We realised pretty soon that we'd need a live camera, so we flew one in from Rochdale, as you do.
Cameraman Zurab Kodalashvili, on his first African trip, did wonders and we'd not have been able to do half of what we achieved without him.
Meanwhile, I set about the Byzantine process of getting us accredited.
Local residents watch Kevin Bishop at work
Initially, and most importantly I soon found out, we had to pay. A snip at $200 per head.
To hand over the money I had to go to the Ministry of Revenue and Taxes and queue up with Kigali's driving offenders.
Rwanda implements its traffic policies very seriously. No speed cameras as yet, but seatbelts must be worn and there's no using mobiles or running red lights.The Kigali road police all sport a very natty line in fluorescent yellow jackets.
After several days of running from ministry to ministry, I thought I had finally cracked the accreditation nut (the Minister of Information himself had to sign each card).
However, on being presented with the completed accreditations I was somewhat deflated to learn that these merely served as the basis on which to get another set of passes.
Still, it kept me out of trouble. If I'd had more time on my hands I'd only have come up with more bright ideas of what we could do with the dish.
With the sat van built and the permissions in hand, things went more or less swimmingly.
There were long days and weather that varied from torrential rain to blistering heat. We set up at a mass grave, a modern hotel, outside a former presidential palace, in a centre for victims of rape and HIV, and inside a football stadium.
Everywhere we went we became the centre of attention for the local kids.
Local children were fascinated by the visiting crew
Funny white men in floppy hats and red faces attract attention in Africa at the best of times. If you have a satellite uplink with you as well, it's worth taking the day off to watch.

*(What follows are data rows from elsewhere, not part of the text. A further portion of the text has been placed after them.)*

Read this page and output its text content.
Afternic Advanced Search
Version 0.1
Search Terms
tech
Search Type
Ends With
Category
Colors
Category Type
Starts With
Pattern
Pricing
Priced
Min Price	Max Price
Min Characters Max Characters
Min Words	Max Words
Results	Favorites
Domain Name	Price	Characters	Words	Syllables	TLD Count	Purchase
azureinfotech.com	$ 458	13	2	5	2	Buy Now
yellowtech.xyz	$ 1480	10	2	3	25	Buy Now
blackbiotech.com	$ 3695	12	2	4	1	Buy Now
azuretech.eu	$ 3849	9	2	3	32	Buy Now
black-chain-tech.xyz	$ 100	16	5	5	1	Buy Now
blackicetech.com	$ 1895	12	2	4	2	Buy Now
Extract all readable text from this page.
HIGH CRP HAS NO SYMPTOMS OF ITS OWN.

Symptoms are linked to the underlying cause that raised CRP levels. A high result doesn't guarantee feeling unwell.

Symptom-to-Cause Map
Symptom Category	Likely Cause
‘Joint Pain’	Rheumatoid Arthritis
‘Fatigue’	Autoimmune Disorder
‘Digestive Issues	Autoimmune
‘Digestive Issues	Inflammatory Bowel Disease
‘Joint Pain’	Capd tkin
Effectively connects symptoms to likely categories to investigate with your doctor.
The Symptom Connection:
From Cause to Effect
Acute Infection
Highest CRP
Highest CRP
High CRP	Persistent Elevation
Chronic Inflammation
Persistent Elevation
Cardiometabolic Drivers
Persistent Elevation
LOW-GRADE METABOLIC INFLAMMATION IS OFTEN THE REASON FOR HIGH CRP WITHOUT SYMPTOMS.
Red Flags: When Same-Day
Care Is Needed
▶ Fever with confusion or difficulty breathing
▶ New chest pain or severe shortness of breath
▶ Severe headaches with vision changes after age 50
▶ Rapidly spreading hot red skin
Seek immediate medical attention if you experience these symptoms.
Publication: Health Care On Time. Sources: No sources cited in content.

The only real hitches came on the main day of commemoration at Kigali stadium.
We'd been given permission from President Kagame's office to park the truck on the running track, but the message hadn't filtered down to a very annoyed head of security at the ground.
But Gabi, our fixer supreme, made a couple of quick calls and we witnessed the Rwandan equivalent of Condeleeza Rice phoning a jobsworth on a gate and telling him to open it, or else.
At the end of the day, security did get their revenge and conspired with the rain to keep us locked in the stadium until Kagame had spoken. Gabi didn't make himself popular at this stage by pointing out that Kagame was definitely going to wait until after the rain and that he rarely goes to bed before 0400.
In all, it was an excellent first outing for the brand new Advent dish, UKI 1078, in Africa.
There were possibly one or two dodgy camera mixes from the Cornish director (who shall remain nameless), but it was otherwise a flawless technical achievement.